Klausa.co

Johnny G Plate Terancam 15 Tahun Penjara

Jhonny G. Plate usai diperiksa Kejagung (Foto: Istimewa)

Bagikan

Jakarta, Klausa.co – Mantan Menteri Kominfo Johnny G Plate harus menghadapi kenyataan pahit. Dia dituntut hukuman kurungan 15 tahun penjara oleh Jaksa Penuntut Umum (JPU) di Pengadilan Tindak Pidana Korupsi (Tipikor) pada Pengadilan Negeri Jakarta Pusat, Rabu (25/10/2023).

Johnny didakwa sebagai otak di balik kasus korupsi BTS 4G yang merugikan negara triliunan rupiah. Dia juga diwajibkan membayar denda dan uang pengganti miliaran rupiah.

Bagaimana kisah Johnny dari puncak ke jurang?

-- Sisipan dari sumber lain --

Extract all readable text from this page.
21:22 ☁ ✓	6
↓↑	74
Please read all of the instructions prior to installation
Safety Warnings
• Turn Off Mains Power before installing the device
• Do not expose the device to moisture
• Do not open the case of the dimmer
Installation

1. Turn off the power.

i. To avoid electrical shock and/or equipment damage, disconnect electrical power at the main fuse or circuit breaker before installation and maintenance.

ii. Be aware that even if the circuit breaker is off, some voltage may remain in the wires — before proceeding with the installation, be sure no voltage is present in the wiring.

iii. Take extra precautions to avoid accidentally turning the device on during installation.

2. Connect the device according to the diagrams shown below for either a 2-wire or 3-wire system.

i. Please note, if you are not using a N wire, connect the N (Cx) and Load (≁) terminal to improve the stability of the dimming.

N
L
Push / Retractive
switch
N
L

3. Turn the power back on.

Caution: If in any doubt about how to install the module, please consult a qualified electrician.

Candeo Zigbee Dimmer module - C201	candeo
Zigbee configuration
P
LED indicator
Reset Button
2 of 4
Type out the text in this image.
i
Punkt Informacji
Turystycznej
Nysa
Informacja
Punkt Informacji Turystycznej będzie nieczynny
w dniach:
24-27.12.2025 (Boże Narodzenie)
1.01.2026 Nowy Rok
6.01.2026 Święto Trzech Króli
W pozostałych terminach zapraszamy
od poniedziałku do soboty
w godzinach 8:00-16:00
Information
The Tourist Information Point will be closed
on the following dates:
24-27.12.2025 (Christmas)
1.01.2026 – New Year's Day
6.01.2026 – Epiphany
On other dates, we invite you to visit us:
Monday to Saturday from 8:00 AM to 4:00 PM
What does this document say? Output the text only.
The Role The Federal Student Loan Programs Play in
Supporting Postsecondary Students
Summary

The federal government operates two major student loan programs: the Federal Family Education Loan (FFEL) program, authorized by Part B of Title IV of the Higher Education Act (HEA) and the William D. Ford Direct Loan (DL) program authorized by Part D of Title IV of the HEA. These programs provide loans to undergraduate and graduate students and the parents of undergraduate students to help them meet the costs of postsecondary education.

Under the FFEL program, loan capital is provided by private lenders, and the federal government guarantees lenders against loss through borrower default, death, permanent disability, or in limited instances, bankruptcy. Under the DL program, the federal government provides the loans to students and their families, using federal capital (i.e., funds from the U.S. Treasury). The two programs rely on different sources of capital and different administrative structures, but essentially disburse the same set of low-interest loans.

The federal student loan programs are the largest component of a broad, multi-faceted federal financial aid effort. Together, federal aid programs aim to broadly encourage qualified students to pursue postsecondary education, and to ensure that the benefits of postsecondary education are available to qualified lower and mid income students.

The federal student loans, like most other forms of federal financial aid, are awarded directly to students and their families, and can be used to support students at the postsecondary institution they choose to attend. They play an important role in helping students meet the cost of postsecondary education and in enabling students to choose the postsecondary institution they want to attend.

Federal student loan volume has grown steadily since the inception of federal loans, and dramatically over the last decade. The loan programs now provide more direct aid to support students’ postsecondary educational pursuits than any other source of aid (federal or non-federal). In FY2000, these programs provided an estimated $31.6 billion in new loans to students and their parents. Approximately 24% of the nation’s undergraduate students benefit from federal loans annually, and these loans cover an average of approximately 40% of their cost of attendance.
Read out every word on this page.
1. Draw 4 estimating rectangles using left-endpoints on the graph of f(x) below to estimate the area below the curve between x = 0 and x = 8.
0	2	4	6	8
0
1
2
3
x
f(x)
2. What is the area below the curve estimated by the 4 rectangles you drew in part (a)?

Bagaimana reaksi para terdakwa lainnya? Dan apa dampak kasus ini bagi pembangunan infrastruktur telekomunikasi di Indonesia?

Dari Menteri Jadi Tersangka

Johnny G Plate adalah sosok yang dikenal sebagai pejuang digitalisasi di Indonesia. Dia pernah menjabat sebagai Menteri Kominfo pada periode 2019-2022. Di bawah kepemimpinannya, dia menginisiasi berbagai program untuk mempercepat pembangunan infrastruktur telekomunikasi di seluruh Indonesia, termasuk penyediaan base transceiver station (BTS) 4G.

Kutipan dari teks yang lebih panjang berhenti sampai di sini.